An anonymous reader writes: Mozilla today launched Firefox 35 for Windows, Mac, Linux, and Android. Major additions to the browser include room-based Firefox Hello conversations, H.264 (MP4 files) playback on OS X, and integration with the Android download manager. Mozilla has opened up the Firefox Marketplace for the desktop, currently in beta. While Firefox Marketplace is already available on Firefox OS and Firefox for Android, the company is now asking users to help test apps on Windows, Mac, and Linux. Full changelogs: desktop and Android.

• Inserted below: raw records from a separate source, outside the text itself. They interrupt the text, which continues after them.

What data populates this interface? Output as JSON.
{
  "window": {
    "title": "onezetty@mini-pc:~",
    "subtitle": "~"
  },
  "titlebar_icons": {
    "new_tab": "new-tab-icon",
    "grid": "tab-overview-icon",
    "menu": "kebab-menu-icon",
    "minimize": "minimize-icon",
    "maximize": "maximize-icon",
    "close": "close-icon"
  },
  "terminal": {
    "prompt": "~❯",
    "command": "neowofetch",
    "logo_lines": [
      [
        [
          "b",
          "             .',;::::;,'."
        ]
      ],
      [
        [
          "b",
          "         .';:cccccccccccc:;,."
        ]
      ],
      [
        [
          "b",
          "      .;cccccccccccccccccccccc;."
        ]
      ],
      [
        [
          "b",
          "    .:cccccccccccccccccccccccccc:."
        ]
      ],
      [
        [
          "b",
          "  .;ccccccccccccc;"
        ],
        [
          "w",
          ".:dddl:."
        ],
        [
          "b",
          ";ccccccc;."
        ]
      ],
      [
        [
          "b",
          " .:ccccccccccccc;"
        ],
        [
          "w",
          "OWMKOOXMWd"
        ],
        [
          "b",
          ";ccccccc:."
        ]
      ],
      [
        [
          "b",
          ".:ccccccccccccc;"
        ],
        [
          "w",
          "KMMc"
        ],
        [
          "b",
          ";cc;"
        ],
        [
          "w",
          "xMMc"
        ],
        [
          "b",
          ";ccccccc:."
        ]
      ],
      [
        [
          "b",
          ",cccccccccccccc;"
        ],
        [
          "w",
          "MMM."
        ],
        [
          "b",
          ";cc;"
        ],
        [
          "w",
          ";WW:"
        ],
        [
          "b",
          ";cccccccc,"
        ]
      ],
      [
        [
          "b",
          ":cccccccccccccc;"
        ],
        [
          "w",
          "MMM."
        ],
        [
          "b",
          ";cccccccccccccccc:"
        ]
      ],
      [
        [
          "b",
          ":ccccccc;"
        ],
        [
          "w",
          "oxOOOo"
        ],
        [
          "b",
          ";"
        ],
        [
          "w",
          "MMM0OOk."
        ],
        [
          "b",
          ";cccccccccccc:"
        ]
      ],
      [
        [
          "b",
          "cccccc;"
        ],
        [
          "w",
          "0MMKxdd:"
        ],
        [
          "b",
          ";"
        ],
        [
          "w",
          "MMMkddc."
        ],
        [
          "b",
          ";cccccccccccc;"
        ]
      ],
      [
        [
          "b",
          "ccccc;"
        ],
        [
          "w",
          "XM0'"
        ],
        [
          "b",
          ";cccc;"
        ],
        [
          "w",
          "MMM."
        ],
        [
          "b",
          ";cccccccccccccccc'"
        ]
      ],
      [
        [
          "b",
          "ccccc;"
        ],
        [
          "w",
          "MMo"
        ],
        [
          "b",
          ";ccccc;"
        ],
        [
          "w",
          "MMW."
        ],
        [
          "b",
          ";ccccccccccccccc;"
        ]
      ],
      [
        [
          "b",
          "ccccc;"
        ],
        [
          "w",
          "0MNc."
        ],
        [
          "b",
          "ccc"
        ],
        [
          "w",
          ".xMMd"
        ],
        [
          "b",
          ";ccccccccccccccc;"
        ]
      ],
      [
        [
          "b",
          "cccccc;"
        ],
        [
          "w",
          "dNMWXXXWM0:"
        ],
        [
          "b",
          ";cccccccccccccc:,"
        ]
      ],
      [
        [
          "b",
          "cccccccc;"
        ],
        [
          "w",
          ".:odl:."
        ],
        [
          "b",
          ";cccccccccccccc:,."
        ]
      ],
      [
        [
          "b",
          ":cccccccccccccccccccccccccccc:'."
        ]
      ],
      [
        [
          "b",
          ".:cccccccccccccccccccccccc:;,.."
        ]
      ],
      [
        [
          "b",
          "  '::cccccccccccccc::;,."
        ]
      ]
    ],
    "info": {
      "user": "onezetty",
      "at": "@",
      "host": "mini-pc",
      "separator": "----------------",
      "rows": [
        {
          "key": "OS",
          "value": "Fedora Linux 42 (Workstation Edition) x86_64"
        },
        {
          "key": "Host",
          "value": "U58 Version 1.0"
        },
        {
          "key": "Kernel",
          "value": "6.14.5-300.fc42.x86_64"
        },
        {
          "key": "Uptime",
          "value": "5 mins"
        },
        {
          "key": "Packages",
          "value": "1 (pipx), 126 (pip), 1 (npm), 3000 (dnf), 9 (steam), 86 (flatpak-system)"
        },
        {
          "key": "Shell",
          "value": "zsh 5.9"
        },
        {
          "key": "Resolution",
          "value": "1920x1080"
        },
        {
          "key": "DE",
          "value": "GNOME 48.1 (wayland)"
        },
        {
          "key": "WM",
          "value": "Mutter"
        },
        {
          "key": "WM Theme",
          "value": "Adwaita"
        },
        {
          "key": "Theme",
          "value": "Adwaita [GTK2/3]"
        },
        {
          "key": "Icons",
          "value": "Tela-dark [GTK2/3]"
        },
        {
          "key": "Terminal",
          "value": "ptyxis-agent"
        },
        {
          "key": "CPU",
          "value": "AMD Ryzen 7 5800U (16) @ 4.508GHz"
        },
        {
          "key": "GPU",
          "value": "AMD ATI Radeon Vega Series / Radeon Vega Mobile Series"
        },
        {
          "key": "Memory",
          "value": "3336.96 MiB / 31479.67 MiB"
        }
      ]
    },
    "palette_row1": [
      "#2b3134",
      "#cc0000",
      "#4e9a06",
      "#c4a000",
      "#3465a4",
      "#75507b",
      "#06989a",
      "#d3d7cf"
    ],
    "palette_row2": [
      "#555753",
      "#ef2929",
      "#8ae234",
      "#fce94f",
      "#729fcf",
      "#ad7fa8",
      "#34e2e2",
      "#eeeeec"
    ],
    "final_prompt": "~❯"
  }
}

22 of 177 comments (clear)

  1. MORE SHIT??? by Anonymous Coward · · Score: 5, Insightful

    Fuck off Mozilla, we do NOT want this cesspool of added crap. Light, fast and bulletproof is what is wanted, not this repulsive nonsense.

    1. Re:MORE SHIT??? by gweihir · · Score: 2, Informative

      Couldn't agree more. And I also want the classical UI back, you know the one that was actually usable.

      --
      Most ACs are not even worth the keystrokes to insult them. Be generically insulted by this and ignored otherwise.
    2. Re:MORE SHIT??? by Anonymous Coward · · Score: 2, Informative

      Just press F10 to get the old menus back.

    3. Re: MORE SHIT??? by nimbius · · Score: 2

      Mod parent up! I was livid after the recent advertising changes. Firefox is now the realMedia player of browsers. How much longer until we get an askjeeves or bonzi buddy bundle, assholes

      --
      Good people go to bed earlier.
    4. Re:MORE SHIT??? by wonkey_monkey · · Score: 4, Insightful

      Fuck off Mozilla, we do NOT want this cesspool of added crap.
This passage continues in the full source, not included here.